【保存版】MCバトル用語辞典|現場でよく聞く50語を初心者向けに解説

「実況が言ってる『バイブス』って結局何?」
「『アンサー返した』ってどういう意味?」
「現場で使われてる言葉についていけない…」
MCバトルの動画を見ていると、独特な用語が次々と飛び交いますよね。意味が分かるとバトルの見え方が一気に変わります。

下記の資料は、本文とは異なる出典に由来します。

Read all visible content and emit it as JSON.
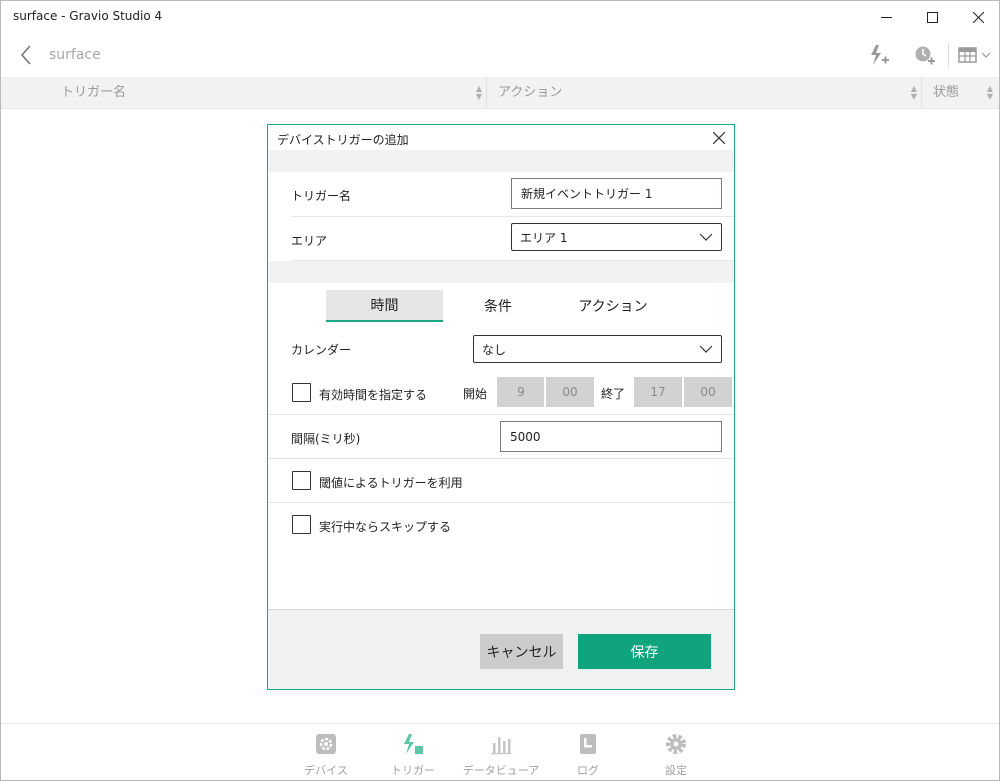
{
  "window": {
    "title": "surface - Gravio Studio 4"
  },
  "nav": {
    "title": "surface"
  },
  "table": {
    "columns": [
      "トリガー名",
      "アクション",
      "状態"
    ]
  },
  "dialog": {
    "title": "デバイストリガーの追加",
    "trigger_name": {
      "label": "トリガー名",
      "value": "新規イベントトリガー 1"
    },
    "area": {
      "label": "エリア",
      "value": "エリア 1"
    },
    "tabs": [
      {
        "label": "時間",
        "active": true
      },
      {
        "label": "条件",
        "active": false
      },
      {
        "label": "アクション",
        "active": false
      }
    ],
    "calendar": {
      "label": "カレンダー",
      "value": "なし"
    },
    "valid_time": {
      "label": "有効時間を指定する",
      "checked": false,
      "start_label": "開始",
      "start_hour": "9",
      "start_min": "00",
      "end_label": "終了",
      "end_hour": "17",
      "end_min": "00"
    },
    "interval": {
      "label": "間隔(ミリ秒)",
      "value": "5000"
    },
    "threshold": {
      "label": "閾値によるトリガーを利用",
      "checked": false
    },
    "skip": {
      "label": "実行中ならスキップする",
      "checked": false
    },
    "cancel_label": "キャンセル",
    "save_label": "保存"
  },
  "bottom_nav": [
    {
      "label": "デバイス",
      "icon": "gear-square-icon",
      "active": false
    },
    {
      "label": "トリガー",
      "icon": "trigger-icon",
      "active": true
    },
    {
      "label": "データビューア",
      "icon": "bar-chart-icon",
      "active": false
    },
    {
      "label": "ログ",
      "icon": "log-icon",
      "active": false
    },
    {
      "label": "設定",
      "icon": "gear-icon",
      "active": false
    }
  ],
  "colors": {
    "accent": "#0fa47e",
    "dialog_border": "#1ba684"
  }
}
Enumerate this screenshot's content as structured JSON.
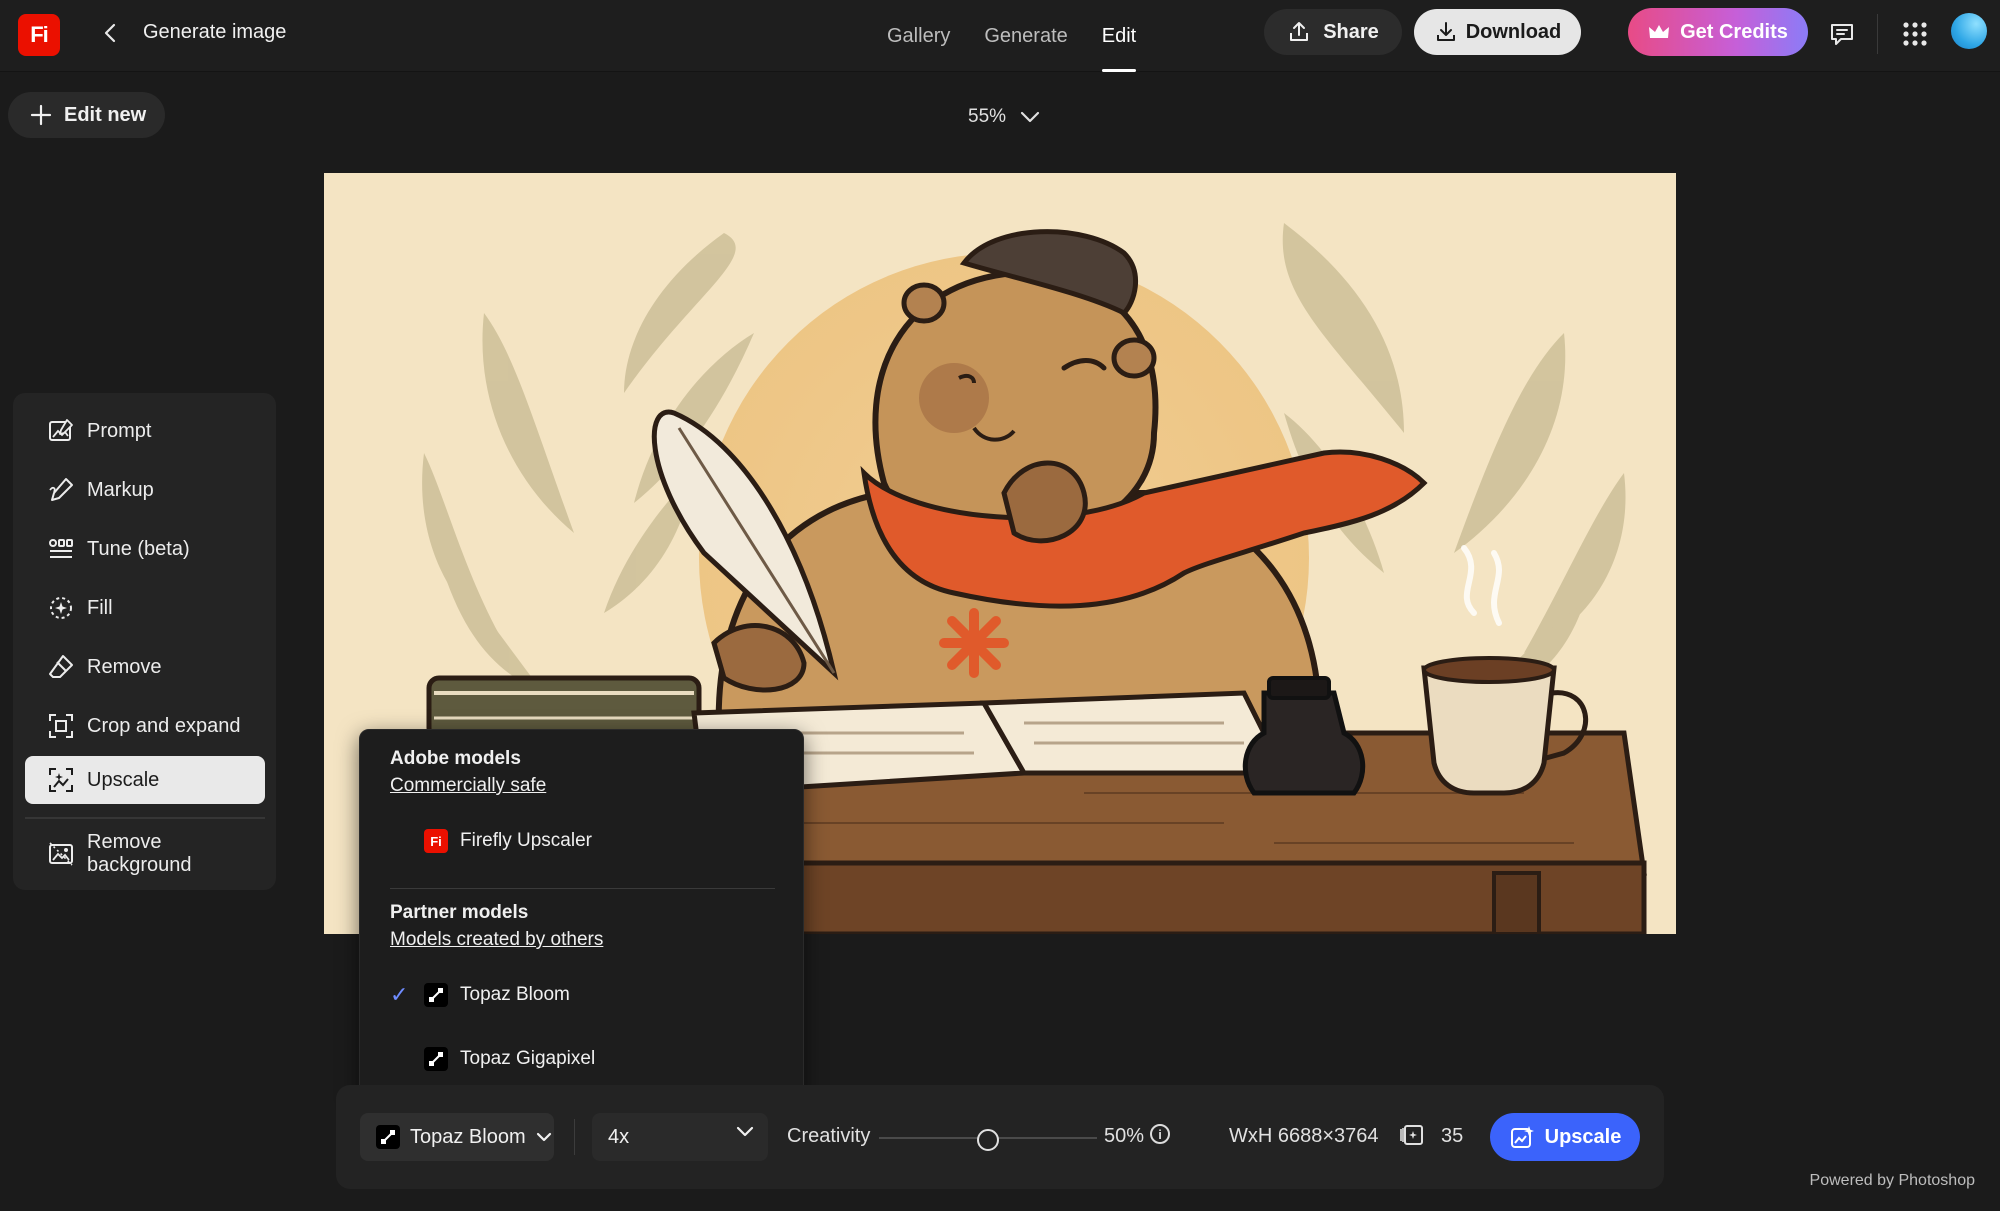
{
  "header": {
    "logo_text": "Fi",
    "title": "Generate image",
    "nav": [
      {
        "label": "Gallery",
        "active": false
      },
      {
        "label": "Generate",
        "active": false
      },
      {
        "label": "Edit",
        "active": true
      }
    ],
    "share_label": "Share",
    "download_label": "Download",
    "credits_label": "Get Credits",
    "icons": [
      "back-icon",
      "share-icon",
      "download-icon",
      "crown-icon",
      "feedback-icon",
      "apps-grid-icon",
      "avatar"
    ]
  },
  "edit_new_label": "Edit new",
  "zoom": {
    "value": "55%"
  },
  "tools": [
    {
      "label": "Prompt",
      "icon": "prompt-icon",
      "active": false
    },
    {
      "label": "Markup",
      "icon": "markup-icon",
      "active": false
    },
    {
      "label": "Tune (beta)",
      "icon": "tune-icon",
      "active": false
    },
    {
      "label": "Fill",
      "icon": "fill-icon",
      "active": false
    },
    {
      "label": "Remove",
      "icon": "remove-icon",
      "active": false
    },
    {
      "label": "Crop and expand",
      "icon": "crop-expand-icon",
      "active": false
    },
    {
      "label": "Upscale",
      "icon": "upscale-icon",
      "active": true
    },
    {
      "label": "Remove background",
      "icon": "remove-background-icon",
      "active": false
    }
  ],
  "model_menu": {
    "adobe_heading": "Adobe models",
    "adobe_link": "Commercially safe",
    "adobe_items": [
      {
        "label": "Firefly Upscaler",
        "icon_text": "Fi",
        "selected": false
      }
    ],
    "partner_heading": "Partner models",
    "partner_link": "Models created by others",
    "partner_items": [
      {
        "label": "Topaz Bloom",
        "selected": true
      },
      {
        "label": "Topaz Gigapixel",
        "selected": false
      }
    ]
  },
  "bottom": {
    "model_value": "Topaz Bloom",
    "scale_value": "4x",
    "creativity_label": "Creativity",
    "creativity_value": 0.5,
    "creativity_text": "50%",
    "dimensions": "WxH 6688×3764",
    "credit_cost": "35",
    "upscale_label": "Upscale"
  },
  "footer": {
    "powered_by": "Powered by Photoshop"
  },
  "colors": {
    "background": "#1b1b1b",
    "accent_blue": "#3b63fb",
    "brand_red": "#eb1000",
    "credits_gradient_start": "#e84b86",
    "credits_gradient_end": "#8b7cf7"
  }
}
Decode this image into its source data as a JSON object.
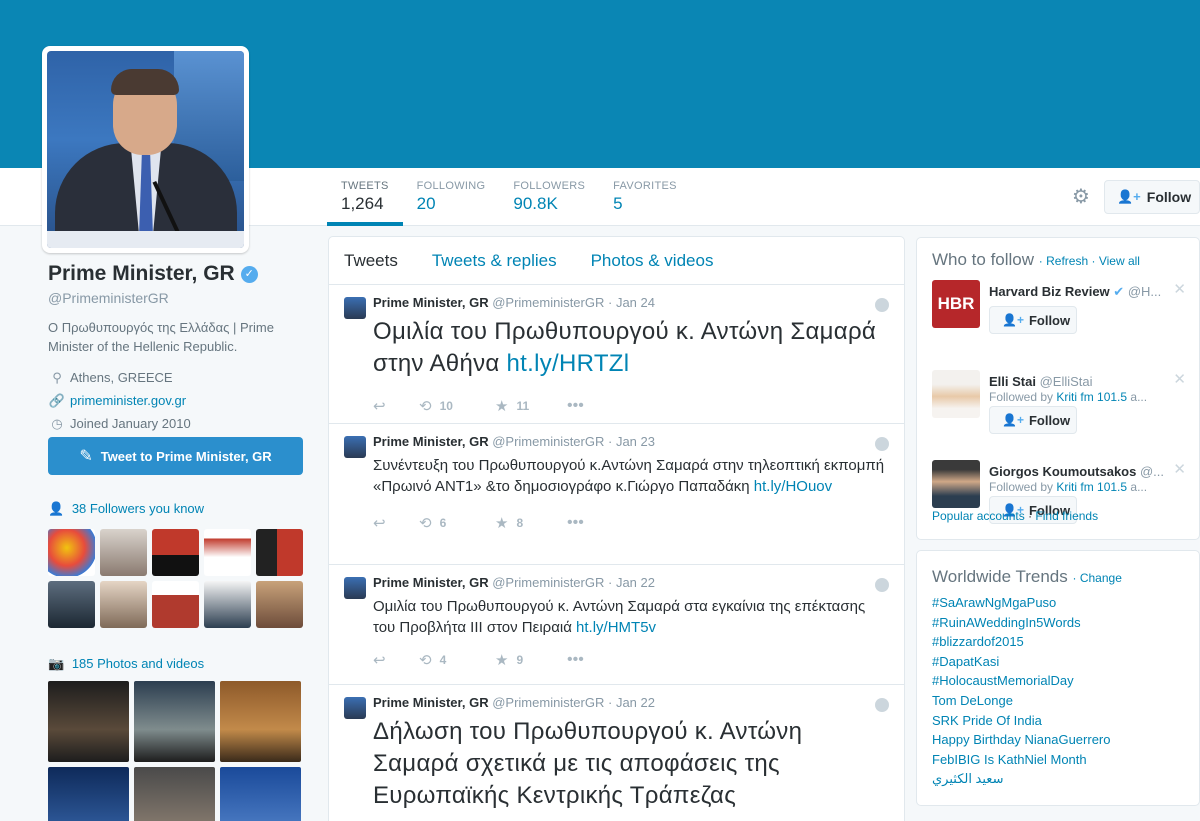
{
  "colors": {
    "banner": "#0a86b4",
    "link": "#0084b4",
    "button": "#2b8fcd",
    "page_bg": "#f5f8fa"
  },
  "profile": {
    "name": "Prime Minister, GR",
    "handle": "@PrimeministerGR",
    "bio": "Ο Πρωθυπουργός της Ελλάδας | Prime Minister of the Hellenic Republic.",
    "location": "Athens, GREECE",
    "website": "primeminister.gov.gr",
    "joined": "Joined January 2010",
    "tweet_to_label": "Tweet to Prime Minister, GR",
    "followers_you_know": "38 Followers you know",
    "photos_videos": "185 Photos and videos"
  },
  "stats": [
    {
      "label": "TWEETS",
      "value": "1,264"
    },
    {
      "label": "FOLLOWING",
      "value": "20"
    },
    {
      "label": "FOLLOWERS",
      "value": "90.8K"
    },
    {
      "label": "FAVORITES",
      "value": "5"
    }
  ],
  "header": {
    "follow_label": "Follow"
  },
  "timeline": {
    "tabs": [
      "Tweets",
      "Tweets & replies",
      "Photos & videos"
    ],
    "tweets": [
      {
        "name": "Prime Minister, GR",
        "handle": "@PrimeministerGR",
        "date": "Jan 24",
        "text": "Ομιλία του Πρωθυπουργού κ. Αντώνη Σαμαρά στην Αθήνα ",
        "link": "ht.ly/HRTZl",
        "retweets": "10",
        "favorites": "11"
      },
      {
        "name": "Prime Minister, GR",
        "handle": "@PrimeministerGR",
        "date": "Jan 23",
        "text": "Συνέντευξη του Πρωθυπουργού κ.Αντώνη Σαμαρά στην τηλεοπτική εκπομπή «Πρωινό ΑΝΤ1» &το δημοσιογράφο κ.Γιώργο Παπαδάκη ",
        "link": "ht.ly/HOuov",
        "retweets": "6",
        "favorites": "8"
      },
      {
        "name": "Prime Minister, GR",
        "handle": "@PrimeministerGR",
        "date": "Jan 22",
        "text": "Ομιλία του Πρωθυπουργού κ. Αντώνη Σαμαρά στα εγκαίνια της επέκτασης του Προβλήτα ΙΙΙ στον Πειραιά ",
        "link": "ht.ly/HMT5v",
        "retweets": "4",
        "favorites": "9"
      },
      {
        "name": "Prime Minister, GR",
        "handle": "@PrimeministerGR",
        "date": "Jan 22",
        "text": "Δήλωση του Πρωθυπουργού κ. Αντώνη Σαμαρά σχετικά με τις αποφάσεις της Ευρωπαϊκής Κεντρικής Τράπεζας",
        "link": "",
        "retweets": "",
        "favorites": ""
      }
    ]
  },
  "who_to_follow": {
    "title": "Who to follow",
    "refresh": "Refresh",
    "view_all": "View all",
    "suggestions": [
      {
        "name": "Harvard Biz Review",
        "handle": "@H...",
        "context_prefix": "",
        "context_link": "",
        "context_suffix": "",
        "button": "Follow",
        "logo": "HBR"
      },
      {
        "name": "Elli Stai",
        "handle": "@ElliStai",
        "context_prefix": "Followed by ",
        "context_link": "Kriti fm 101.5",
        "context_suffix": " a...",
        "button": "Follow",
        "logo": ""
      },
      {
        "name": "Giorgos Koumoutsakos",
        "handle": "@...",
        "context_prefix": "Followed by ",
        "context_link": "Kriti fm 101.5",
        "context_suffix": " a...",
        "button": "Follow",
        "logo": ""
      }
    ],
    "popular_accounts": "Popular accounts",
    "find_friends": "Find friends"
  },
  "trends": {
    "title": "Worldwide Trends",
    "change": "Change",
    "items": [
      "#SaArawNgMgaPuso",
      "#RuinAWeddingIn5Words",
      "#blizzardof2015",
      "#DapatKasi",
      "#HolocaustMemorialDay",
      "Tom DeLonge",
      "SRK Pride Of India",
      "Happy Birthday NianaGuerrero",
      "FebIBIG Is KathNiel Month",
      "سعيد الكثيري"
    ]
  }
}
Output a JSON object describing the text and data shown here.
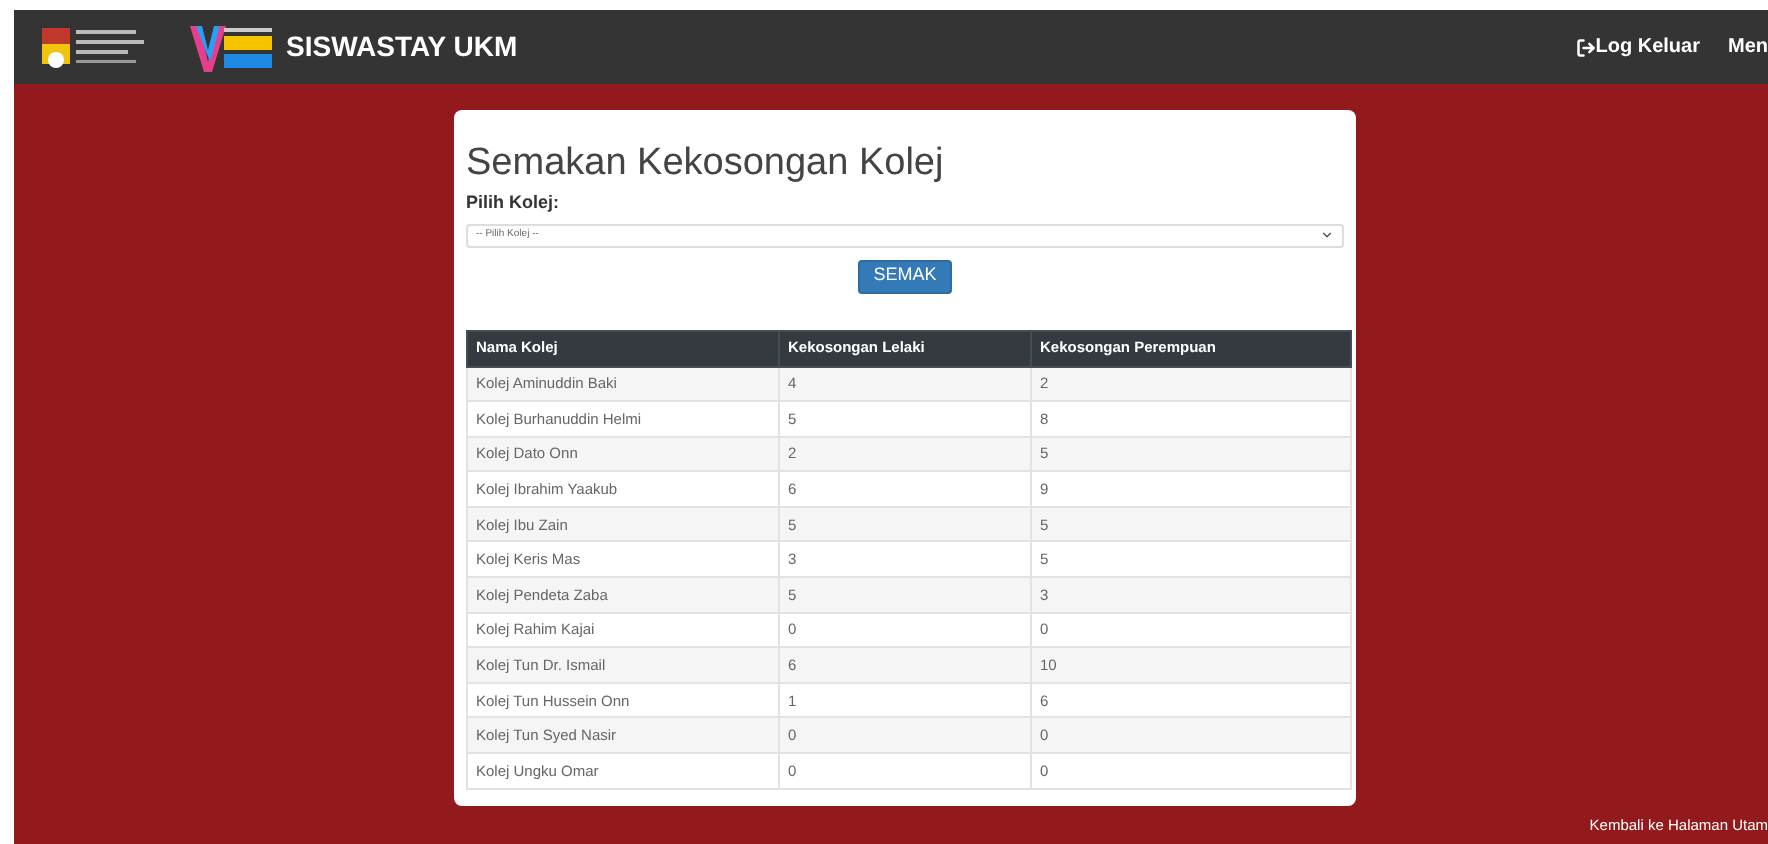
{
  "navbar": {
    "brand": "SISWASTAY UKM",
    "links": [
      {
        "kind": "logout",
        "label": "Log Keluar"
      },
      {
        "kind": "plain",
        "label": "Men"
      }
    ]
  },
  "card": {
    "title": "Semakan Kekosongan Kolej",
    "select_label": "Pilih Kolej:",
    "select": {
      "value": "-- Pilih Kolej --"
    },
    "button": "SEMAK"
  },
  "table": {
    "columns": [
      "Nama Kolej",
      "Kekosongan Lelaki",
      "Kekosongan Perempuan"
    ],
    "rows": [
      [
        "Kolej Aminuddin Baki",
        "4",
        "2"
      ],
      [
        "Kolej Burhanuddin Helmi",
        "5",
        "8"
      ],
      [
        "Kolej Dato Onn",
        "2",
        "5"
      ],
      [
        "Kolej Ibrahim Yaakub",
        "6",
        "9"
      ],
      [
        "Kolej Ibu Zain",
        "5",
        "5"
      ],
      [
        "Kolej Keris Mas",
        "3",
        "5"
      ],
      [
        "Kolej Pendeta Zaba",
        "5",
        "3"
      ],
      [
        "Kolej Rahim Kajai",
        "0",
        "0"
      ],
      [
        "Kolej Tun Dr. Ismail",
        "6",
        "10"
      ],
      [
        "Kolej Tun Hussein Onn",
        "1",
        "6"
      ],
      [
        "Kolej Tun Syed Nasir",
        "0",
        "0"
      ],
      [
        "Kolej Ungku Omar",
        "0",
        "0"
      ]
    ]
  },
  "footer_link": "Kembali ke Halaman Utam"
}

この記事では、MCバトルの観戦・実況・現場でよく使われる用語50語をカテゴリー別に解説します。ブックマークしておけば、観戦中に「これ何だっけ?」となったときの辞書として使えます。
この記事の使い方:まずは「基本のキ」の10語だけ覚えればバトルは十分楽しめます。残りは観戦しながら少しずつ覚えていけばOKです。
まず覚えたい基本のキ(10語)
MC(エムシー)
バトルに出場するラッパーのこと。もともとは「Master of Ceremonies(場を仕切る人)」の略で、HIPHOP文化ではラッパーの呼び名として定着しています。
バース
ラップのひとまとまりの歌唱パート。バトルでは「8小節2本」のように、決められた小節数のバースを交互に蹴り合います。
小節(しょうせつ)
ビートの区切りの単位。日本のMCバトルは8小節×2本または16小節×1本の形式が主流です。ルールの詳細は大会ごとに異なります。
韻(いん)/ライム
母音を揃えて言葉を重ねるラップの基本技術。「未来」「期待」「時代」はすべて母音が「i-a-i」で揃っています。詳しくは韻の踏み方入門で解説しています。
フロウ
ラップの節回し・リズムの乗せ方のこと。同じ歌詞でもフロウが変わると全く違って聴こえます。歌うようなフロウを「歌ネタ」と呼ぶこともあります。
バイブス
その場の熱量・気迫・感情の高まりのこと。「バイブスで会場を持っていく」のように使います。理屈ではなく熱で観客を動かす力を指す、バトルで最も重要な要素の一つです。
パンチライン
観客が「うわっ」と沸く決め台詞のこと。一撃で流れを変える強力な一節を指します。名勝負には必ず語り継がれるパンチラインがあります。
アンサー
相手の攻撃(ディス)に対する言い返しのこと。相手の言葉を拾って切り返すのがバトルの醍醐味で、「アンサーになっていない」は敗因としてよく挙げられます。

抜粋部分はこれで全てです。